Patterns the built-in add_* functions have converged on (sometimes after making the mistake first). Copy them when in doubt.

Do

  • Use update-by-reference joins. skeleton[data, on = c("id==<id_name>", "isoyearweek"), (cols) := ...] is the canonical pattern. Never merge(), never left_join().
  • Initialise new columns to FALSE (or another non-NA sentinel) before the join.
  • Respect is_isoyear. The skeleton has both weekly and annual rows. Decide explicitly whether each new column belongs on weekly rows, annual rows, or both.
  • Use startsWith() over regex for prefix matching. ~5x faster.
  • Take id_name as a parameter. Don’t hard-code "lopnr".
  • Warn on partial ID matches. If most skeleton IDs aren’t in the registry data, the user probably made a mistake.

Don’t

  • Don’t reassign skeleton. Any line that looks like skeleton <- something inside an add_* is a bug.
  • Don’t assume the user ran make_lowercase_names(). Check. Fail with an actionable error if required columns are missing.
  • Don’t silently drop rows with NA in critical columns. Warn with a count. (See add_rx() for the right pattern.)

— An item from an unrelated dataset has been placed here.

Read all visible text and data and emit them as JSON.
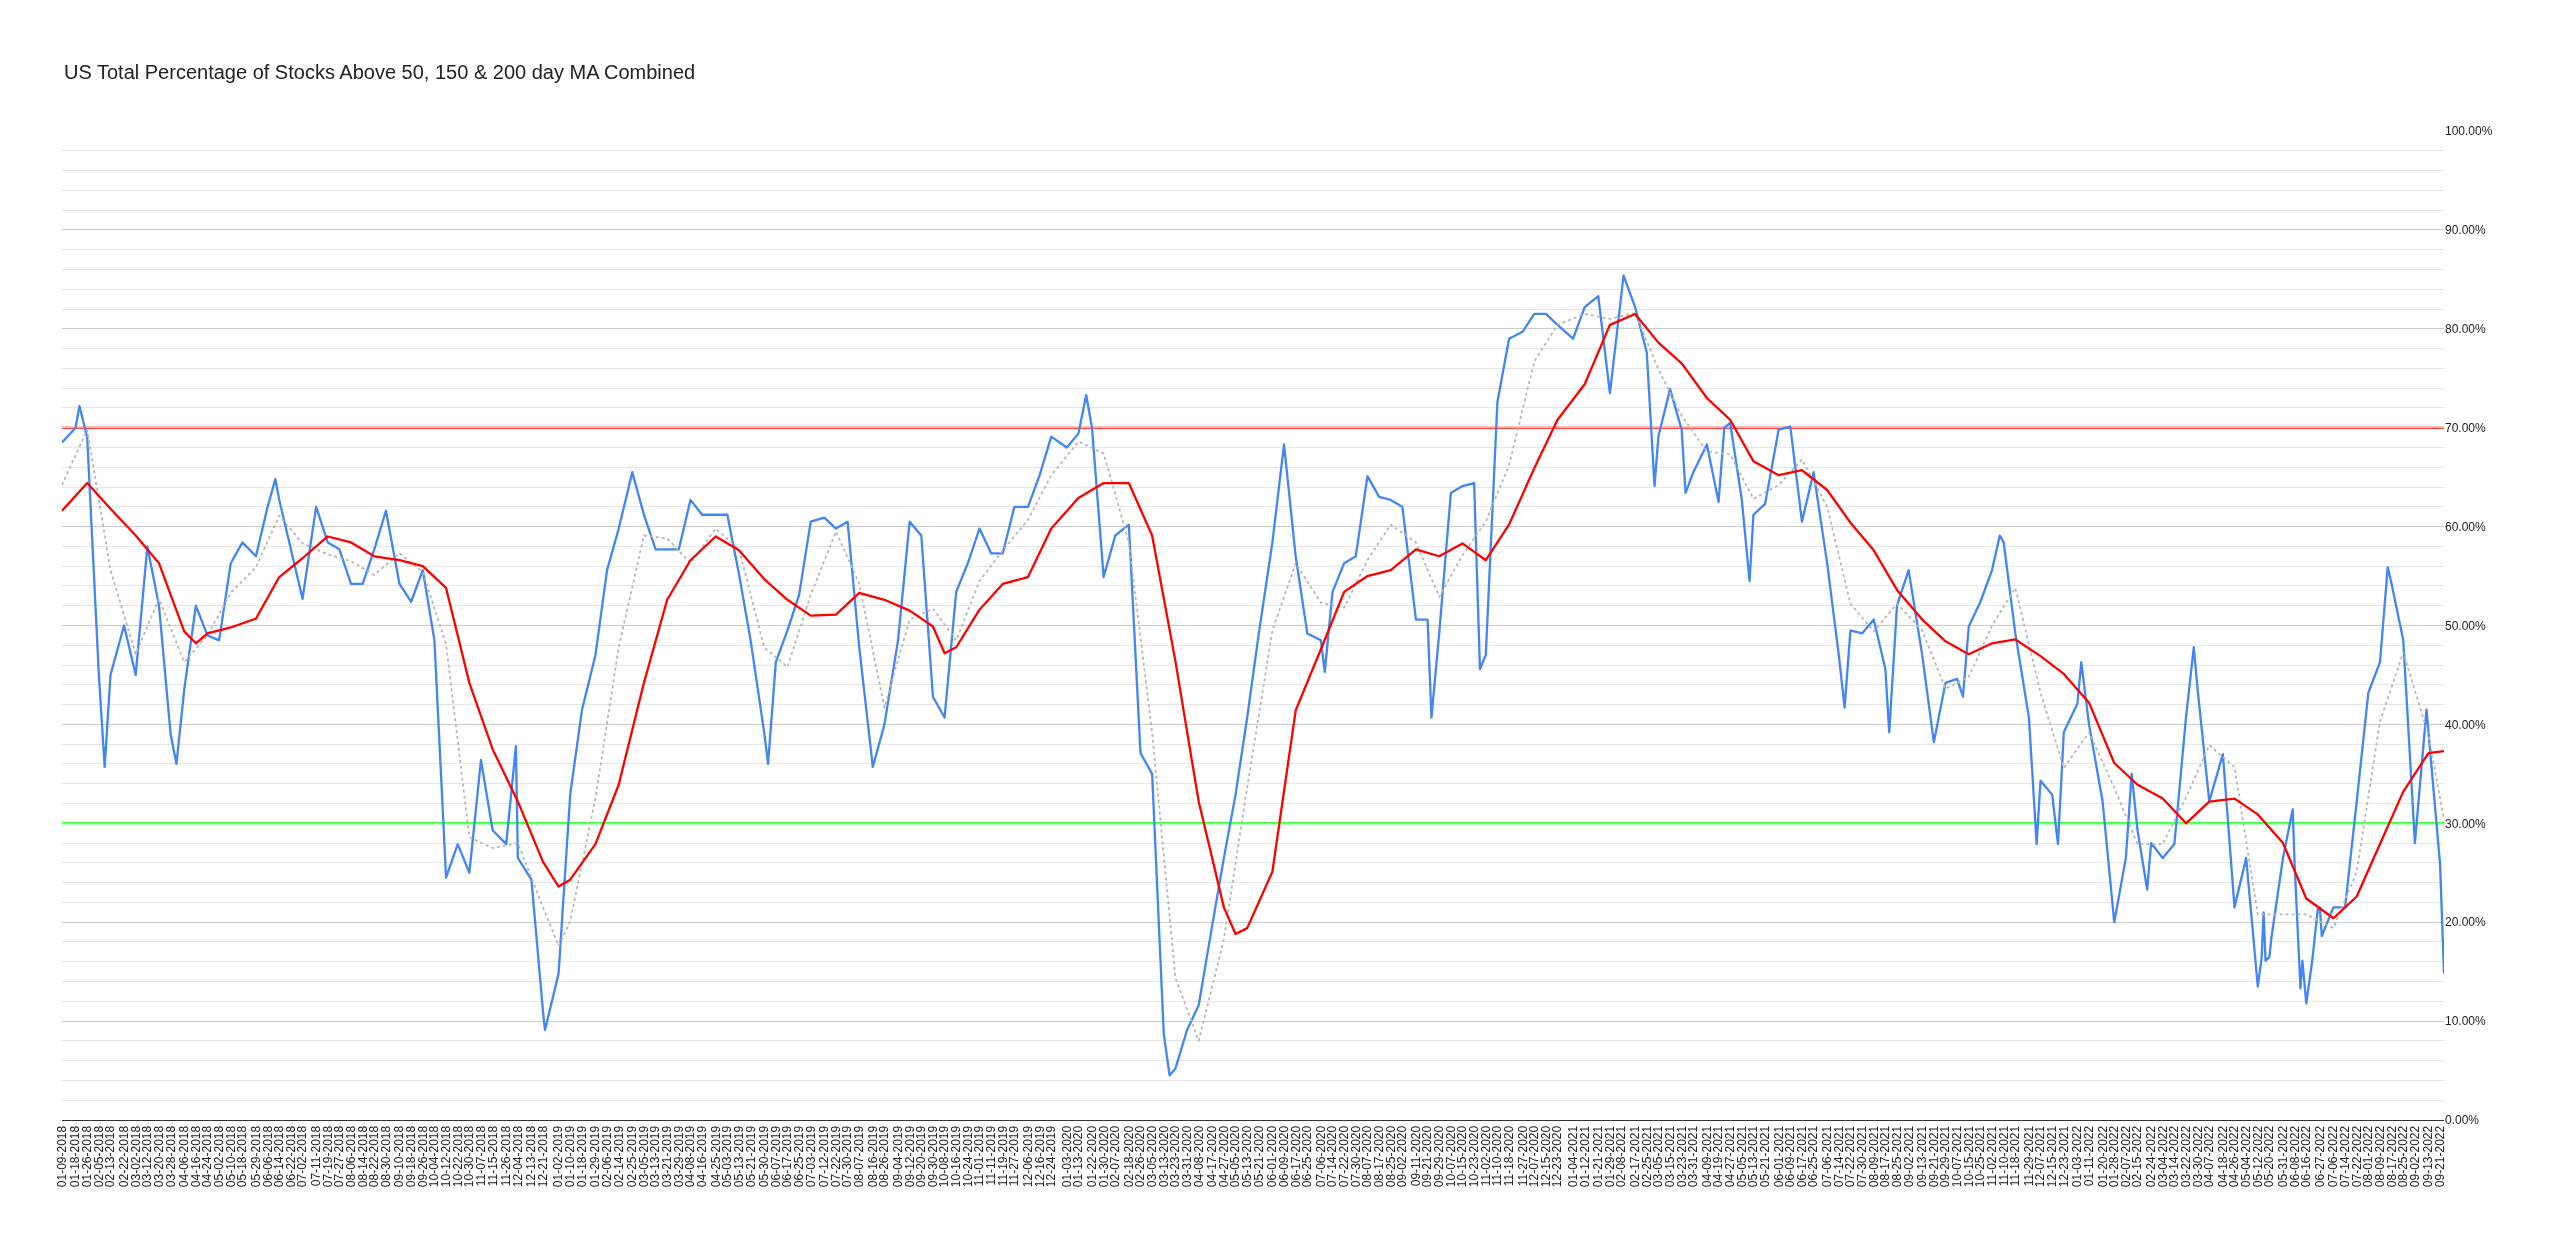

Judgment call: input-data mutation

Mutating the input data.table (adding scratch columns, coercing date formats) is fine in the RegistryStudy batched pipeline — the input is discarded after each call. It’s messy in manual or interactive workflows where the caller reuses the dataset variable. Several built-ins mutate; several don’t. If copy-cost is tolerable, prefer the cleaner approach. If the input is huge and you’re writing for the pipeline, don’t bother.

Summary

  1. Check whether a built-in already does what you need, and wrap that in register_codes(codes = ..., fn = swereg::add_diagnoses, ...) instead of writing a custom function.
  2. If you genuinely need custom code, write it following the 6-point contract above.
  3. Register it via RegistryStudy$register_codes(codes = ..., fn = my_add, groups = ...). The pipeline validates the contract on every call and replays your function when the registration changes.
  4. Read the source of any built-in add_* for a battle-tested reference implementation.

See vignette("builtin-add-functions") for every shipped add_*, and vignette("skeleton-pipeline") for the full three-phase pipeline.